What Is Psychedelic Drugs Addiction?
Hallucinogens, also called psychedelic drugs, create a range of perceptual distortions and various psychological symptoms. This can be appealing to some people making them suffer from psychedelic drugs addiction.
Under the influence of hallucinogens, the senses seem to be enhanced, and brilliant hallucinations occur. Many users experience synesthesia, in which various forms of hallucinations occur simultaneously. Many also describe feeling disconnected from their bodies or other altered states of reality.
Street names for LSD (Lysergic acid diethylamide), which is a hallucinogen, include acid, twenty-five, Sid, Bart Simpsons, barrels, tabs, blotter, heavenly blue, L, liquid, Liquid A, microdots, mind detergent, orange cubes, hits, paper acid, sugar, sugar lumps, sunshine, ticket, wedding bells, and windowpane. LSD is available in tablets or pills or, more commonly, soaked on small squares of paper called tabs or blotters.
The blotters are often printed with images or designs, and a specific supply of Lysergic acid diethylamide may be called by the design that appears on the blotter papers, such as “Bart Simpsons” or “Blue UnicornsW.”
Methods of Use of Hallucinogens
- Injected into a vain (mainlining), muscles, or under skin (skin popping)
- Applying to membrane surfaces
- Cooking in foods
Types of Psychedelic Drugs
Hallucinogens include LSD, peyote, mescaline (which is the active component of peyote), psilocybin, DMA, DOM, DMT, 2C-B, 2C-T7, and Ayahuasca
The chemicals in Spice mimic the effects of LSD and Meth
Effects of Hallucinogens on the Central Nervous System
The way that acid and other hallucinogenic drugs affect the central nervous system is not clearly understood, but acid molecules are structurally similar to the neurotransmitter called serotonin and seem to have an affect on the serotonin system.

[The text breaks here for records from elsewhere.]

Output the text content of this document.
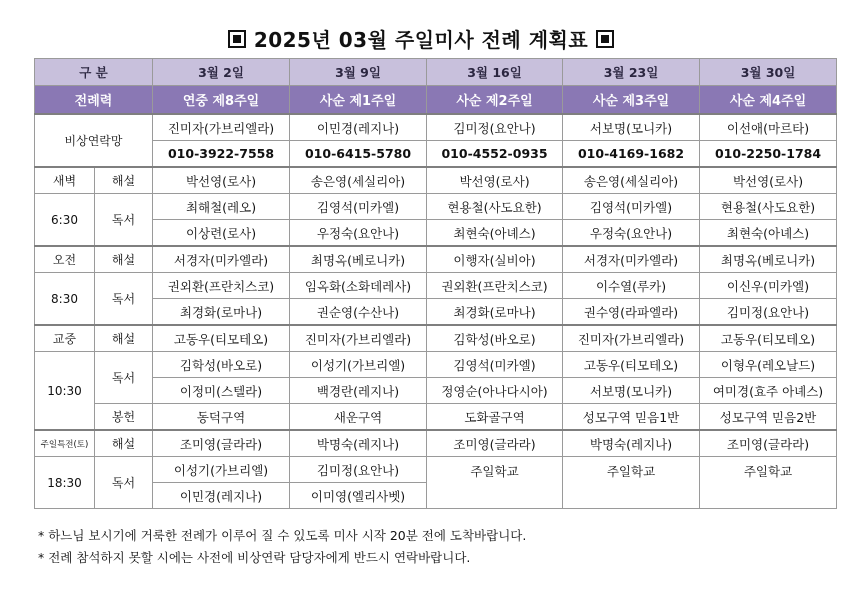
2025년 03월 주일미사 전례 계획표
구 분		3월 2일	3월 9일	3월 16일	3월 23일	3월 30일
전례력		연중 제8주일	사순 제1주일	사순 제2주일	사순 제3주일	사순 제4주일
비상연락망		진미자(가브리엘라)	이민경(레지나)	김미정(요안나)	서보명(모니카)	이선애(마르타)
		010-3922-7558	010-6415-5780	010-4552-0935	010-4169-1682	010-2250-1784
새벽	해설	박선영(로사)	송은영(세실리아)	박선영(로사)	송은영(세실리아)	박선영(로사)
6:30	독서	최해철(레오)	김영석(미카엘)	현용철(사도요한)	김영석(미카엘)	현용철(사도요한)
		이상련(로사)	우정숙(요안나)	최현숙(아녜스)	우정숙(요안나)	최현숙(아녜스)
오전	해설	서경자(미카엘라)	최명옥(베로니카)	이행자(실비아)	서경자(미카엘라)	최명옥(베로니카)
8:30	독서	권외환(프란치스코)	임옥화(소화데레사)	권외환(프란치스코)	이수열(루카)	이신우(미카엘)
		최경화(로마나)	권순영(수산나)	최경화(로마나)	권수영(라파엘라)	김미정(요안나)
교중	해설	고동우(티모테오)	진미자(가브리엘라)	김학성(바오로)	진미자(가브리엘라)	고동우(티모테오)
10:30	독서	김학성(바오로)	이성기(가브리엘)	김영석(미카엘)	고동우(티모테오)	이형우(레오날드)
		이정미(스텔라)	백경란(레지나)	정영순(아나다시아)	서보명(모니카)	여미경(효주 아녜스)
	봉헌	동덕구역	새운구역	도화골구역	성모구역 믿음1반	성모구역 믿음2반
주일특전(토)	해설	조미영(글라라)	박명숙(레지나)	조미영(글라라)	박명숙(레지나)	조미영(글라라)
18:30	독서	이성기(가브리엘)	김미정(요안나)	주일학교	주일학교	주일학교
		이민경(레지나)	이미영(엘리사벳)			
* 하느님 보시기에 거룩한 전례가 이루어 질 수 있도록 미사 시작 20분 전에 도착바랍니다.
* 전례 참석하지 못할 시에는 사전에 비상연락 담당자에게 반드시 연락바랍니다.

Serotonin helps regulate important body functions such as sensation, sleep, attention, and mood. Hallucinogenic effects on the serotonin system may help explain how the drugs alter those body functions.
Hallucinogenic drugs produce hallucinatory experiences ranging from visual distortions and illusions to multiple hallucinations and even severe panic (during “bad trips”). Effects last from hours to days. Some of the effects of hallucinogen intoxication may last for months, such as the visual “trailing” effect in which moving objects seem to leave visual traces behind. Flashbacks, or spontaneous reoccurrence of hallucinatory effects, may continue to occur long after the drug was used.
Some individuals may experience spontaneous recurrence of the hallucinations experienced during use. These can occur even during drug-free periods, up to several months following the use.
Physical symptoms include enlarged pupils, blurred vision, tachycardia, and poor coordination.
Individuals who use hallucinogens may become delirious or psychotic. Depressive disorders often occur following the use of these substances. In a few individuals, a single, extremely frightening experience can cause severe long-term problems with a dramatic decrease in their ability to function normally.
Withdrawal symptoms of hallucinogenic drugs
Effects of withdrawal from hallucinogenic drugs have not been clearly established because these drugs do not seem to be physically addictive. They are, however, psychologically addictive because users feel emotionally dependent on taking them.